En conséquence, en réalité, les entreprises s'attendent souvent à ce que les réductions de personnel/la rationalisation créent une ligne droite ascendante en termes de bénéfices. Cependant, de nombreuses entreprises tombent dans un "tourbillon de déclin" lorsque les réductions dépassent le seuil de charge du système car plus elles essaient de réduire pour augmenter la marge bénéficiaire, plus les coûts cachés et les risques d'exploitation s'aggravent. Une enquête d'Anphabe au Vietnam à la fin de 2025 montre que seulement 31% des entreprises déclarent que les efforts actuels de rationalisation répondent aux attentes.

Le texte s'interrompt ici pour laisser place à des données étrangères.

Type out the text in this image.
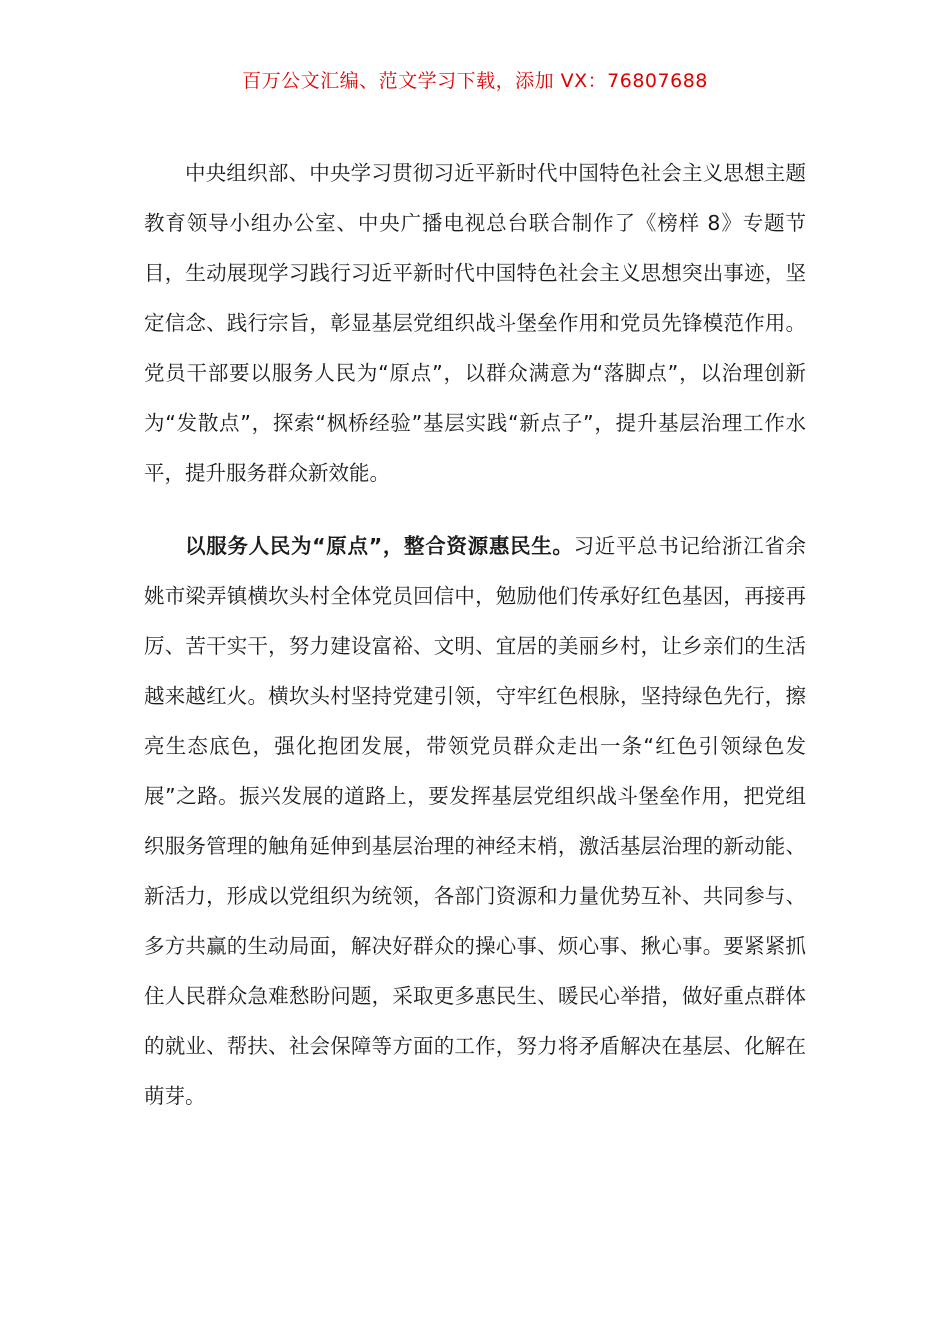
百万公文汇编、范文学习下载，添加 VX：76807688

中央组织部、中央学习贯彻习近平新时代中国特色社会主义思想主题教育领导小组办公室、中央广播电视总台联合制作了《榜样 8》专题节目，生动展现学习践行习近平新时代中国特色社会主义思想突出事迹，坚定信念、践行宗旨，彰显基层党组织战斗堡垒作用和党员先锋模范作用。党员干部要以服务人民为“原点”，以群众满意为“落脚点”，以治理创新为“发散点”，探索“枫桥经验”基层实践“新点子”，提升基层治理工作水平，提升服务群众新效能。

以服务人民为“原点”，整合资源惠民生。习近平总书记给浙江省余姚市梁弄镇横坎头村全体党员回信中，勉励他们传承好红色基因，再接再厉、苦干实干，努力建设富裕、文明、宜居的美丽乡村，让乡亲们的生活越来越红火。横坎头村坚持党建引领，守牢红色根脉，坚持绿色先行，擦亮生态底色，强化抱团发展，带领党员群众走出一条“红色引领绿色发展”之路。振兴发展的道路上，要发挥基层党组织战斗堡垒作用，把党组织服务管理的触角延伸到基层治理的神经末梢，激活基层治理的新动能、新活力，形成以党组织为统领，各部门资源和力量优势互补、共同参与、多方共赢的生动局面，解决好群众的操心事、烦心事、揪心事。要紧紧抓住人民群众急难愁盼问题，采取更多惠民生、暖民心举措，做好重点群体的就业、帮扶、社会保障等方面的工作，努力将矛盾解决在基层、化解在萌芽。
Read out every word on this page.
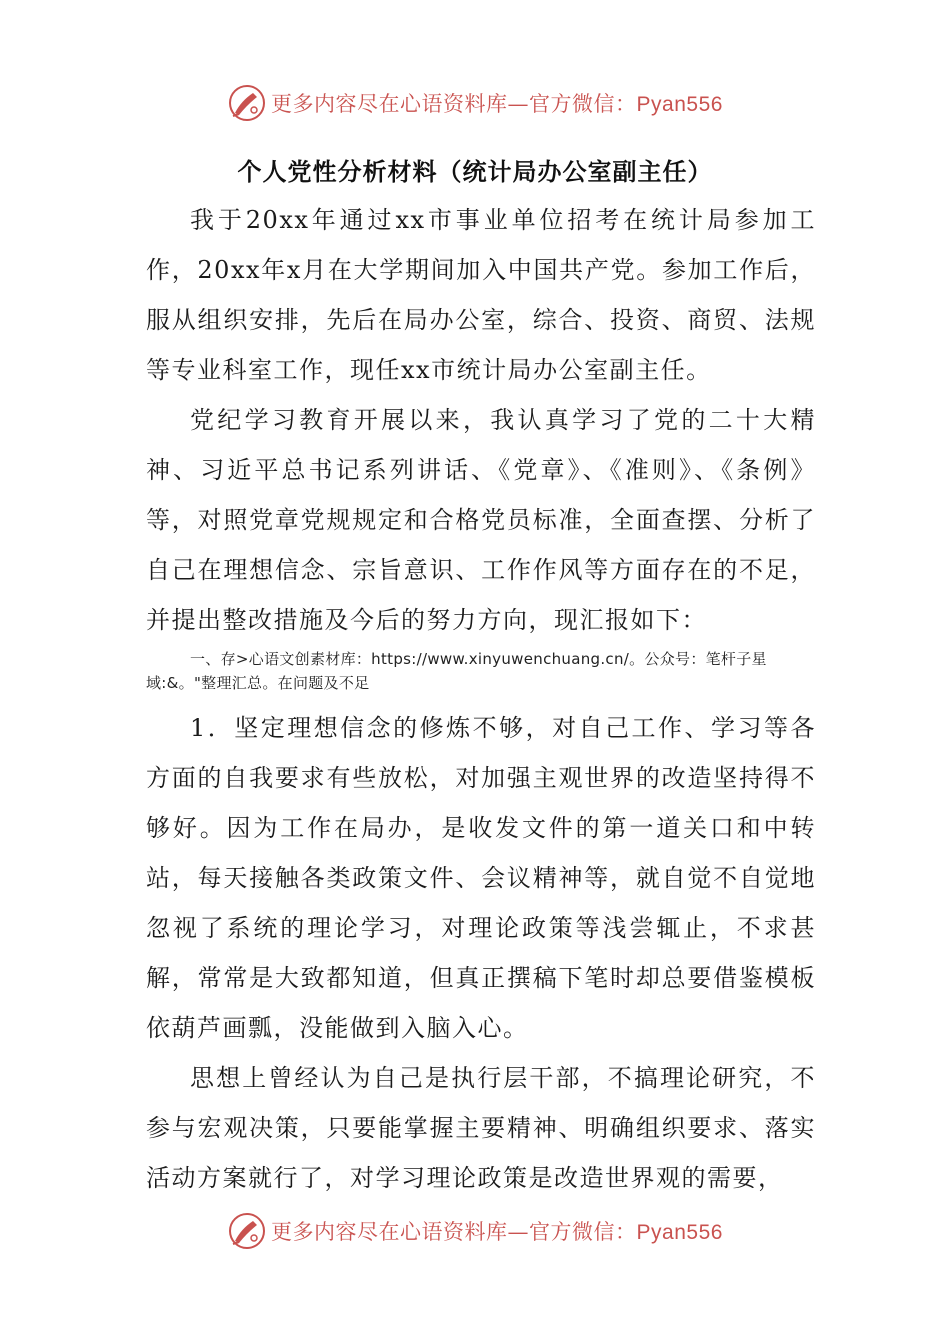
更多内容尽在心语资料库—官方微信：Pyan556
个人党性分析材料（统计局办公室副主任）

我于20xx年通过xx市事业单位招考在统计局参加工作，20xx年x月在大学期间加入中国共产党。参加工作后，服从组织安排，先后在局办公室，综合、投资、商贸、法规等专业科室工作，现任xx市统计局办公室副主任。

党纪学习教育开展以来，我认真学习了党的二十大精神、习近平总书记系列讲话、《党章》、《准则》、《条例》等，对照党章党规规定和合格党员标准，全面查摆、分析了自己在理想信念、宗旨意识、工作作风等方面存在的不足，并提出整改措施及今后的努力方向，现汇报如下：

一、存>心语文创素材库：https://www.xinyuwenchuang.cn/。公众号：笔杆子星域:&。"整理汇总。在问题及不足

1．坚定理想信念的修炼不够，对自己工作、学习等各方面的自我要求有些放松，对加强主观世界的改造坚持得不够好。因为工作在局办，是收发文件的第一道关口和中转站，每天接触各类政策文件、会议精神等，就自觉不自觉地忽视了系统的理论学习，对理论政策等浅尝辄止，不求甚解，常常是大致都知道，但真正撰稿下笔时却总要借鉴模板依葫芦画瓢，没能做到入脑入心。

思想上曾经认为自己是执行层干部，不搞理论研究，不参与宏观决策，只要能掌握主要精神、明确组织要求、落实活动方案就行了，对学习理论政策是改造世界观的需要，

更多内容尽在心语资料库—官方微信：Pyan556
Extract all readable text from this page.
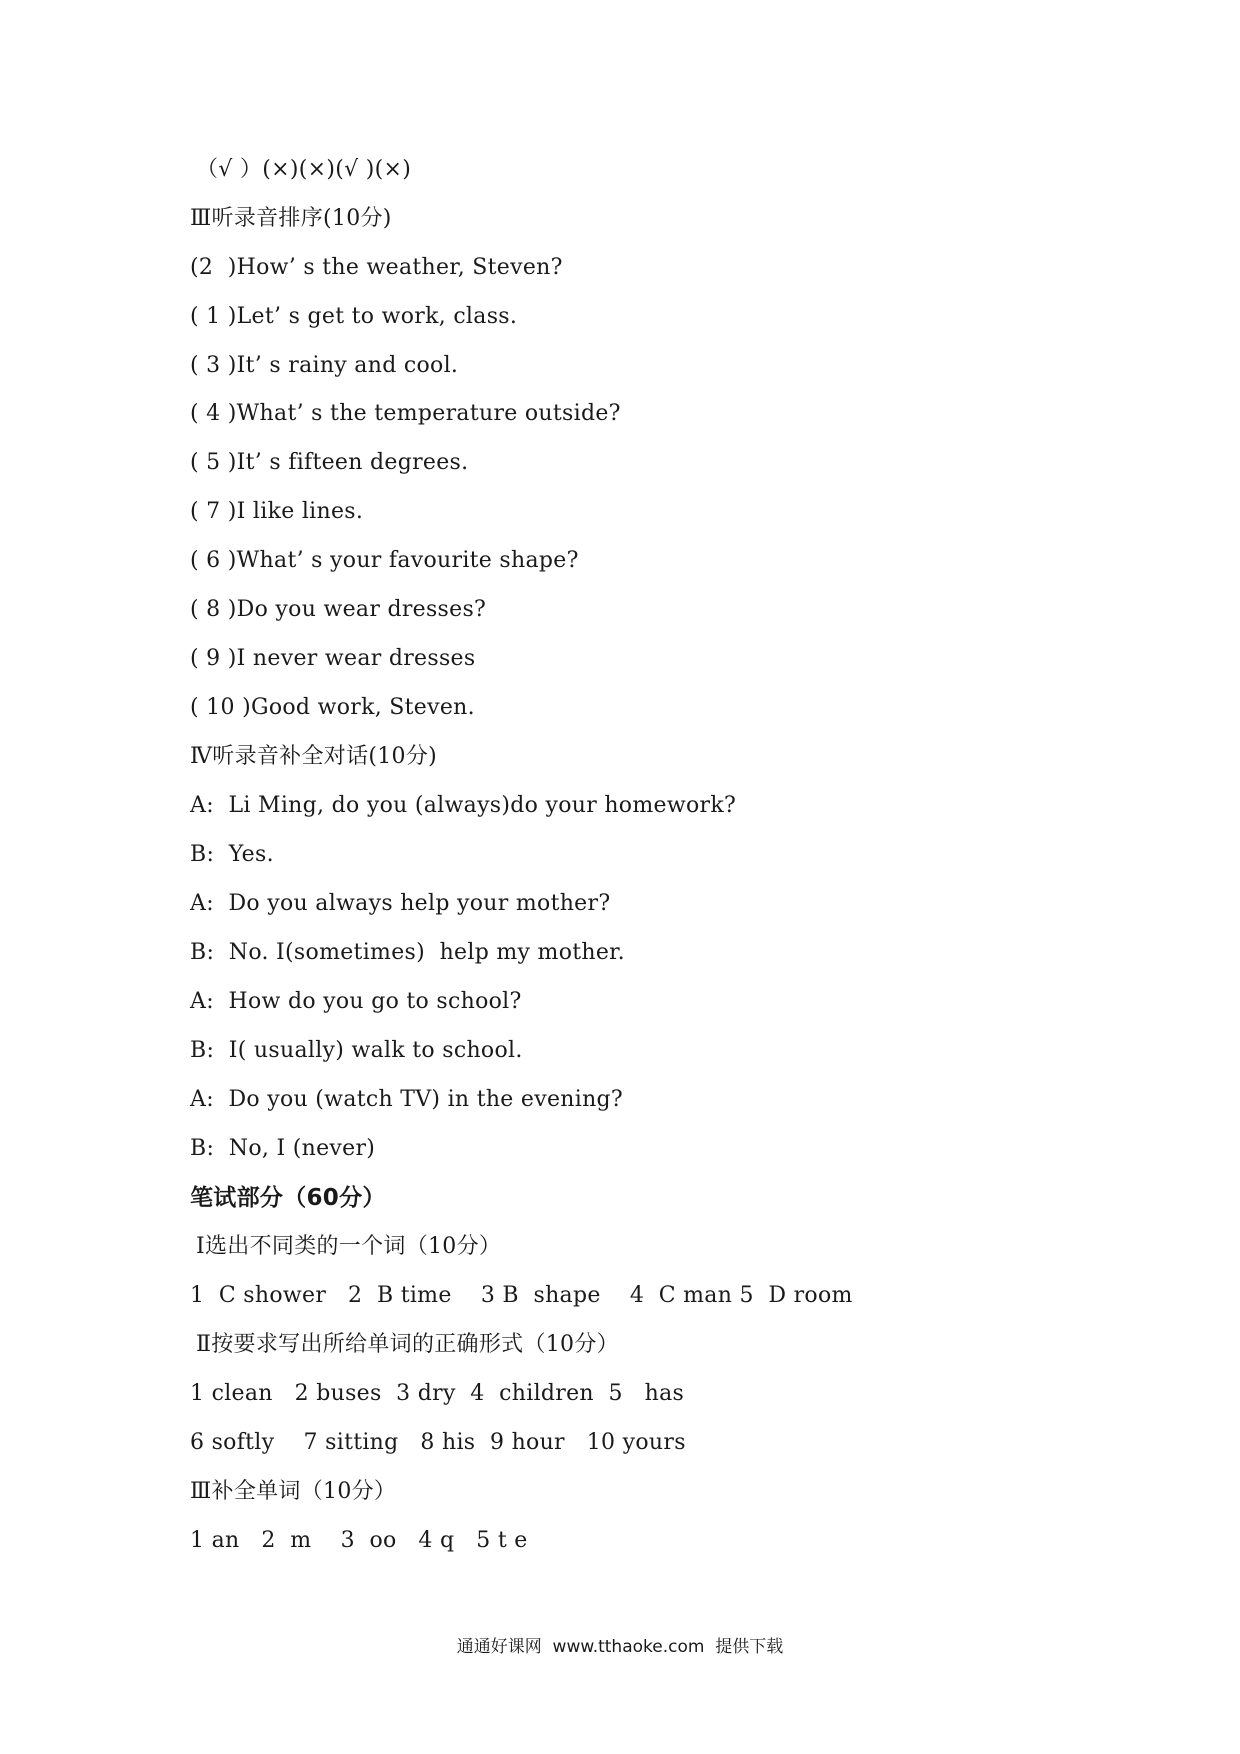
（√ ）(×)(×)(√ )(×)
Ⅲ听录音排序(10分)
(2  )How’ s the weather, Steven?
( 1 )Let’ s get to work, class.
( 3 )It’ s rainy and cool.
( 4 )What’ s the temperature outside?
( 5 )It’ s fifteen degrees.
( 7 )I like lines.
( 6 )What’ s your favourite shape?
( 8 )Do you wear dresses?
( 9 )I never wear dresses
( 10 )Good work, Steven.
Ⅳ听录音补全对话(10分)
A:  Li Ming, do you (always)do your homework?
B:  Yes.
A:  Do you always help your mother?
B:  No. I(sometimes)  help my mother.
A:  How do you go to school?
B:  I( usually) walk to school.
A:  Do you (watch TV) in the evening?
B:  No, I (never)
笔试部分（60分）
Ⅰ选出不同类的一个词（10分）
1  C shower   2  B time    3 B  shape    4  C man 5  D room
Ⅱ按要求写出所给单词的正确形式（10分）
1 clean   2 buses  3 dry  4  children  5   has
6 softly    7 sitting   8 his  9 hour   10 yours
Ⅲ补全单词（10分）
1 an   2  m    3  oo   4 q   5 t e
通通好课网  www.tthaoke.com  提供下载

Selon le rapport, une situation de crise de productivité et de psychologie du fardeau des personnes qui restent après la rationalisation apparaît actuellement. Au cours du processus de rationalisation, lorsque l'équipe de ressources humaines devient plus "mince et compacte", les rôles et les fonctions sont intégrés, 66% des employés doivent supporter une charge de travail supplémentaire et 78% ont de nouvelles responsabilités.
Après la rationalisation, la charge de travail du personnel restant peut augmenter en moyenne de 25 à 30%, ce qui rend de nombreux employés plus stressés et stressés. La société Anphabe avertit que la conséquence la plus inquiétante est que lorsque les employés doivent appliquer de nouvelles compétences ou des compétences opposées sans formation correspondante, ils se sentent "épuisés". Dans ce cas, les efforts pour rendre l'organisation plus compacte créent l'effet d'une entreprise/entreprise qui n'a plus qu'un cadre mais manque de vitalité et de créativité. Les employés ne travaillent pas "plus intelligemment", ils n'occupent que le travail de leurs collègues qui ont pris leur retraite.
Le rapport montre également que, dans un contexte d'épuisement du "boîtier d'énergie" de l'organisation, jusqu'à 63% des employés se sentent également régulièrement épuisés; 49% sont toujours sous pression pour être toujours prêts à se connecter.
Il est à noter que le rapport souligne que de nombreux efforts de rationalisation se concentrent principalement sur la gestion de niveau intermédiaire (42%) et que les critères de réduction ne tournent qu'autour de la performance et de l'excédent de postes précédents plutôt que de la capacité d'adaptation. Cela signifie que les entreprises optimisent leur structure mais n'optimisent pas l'énergie organisationnelle.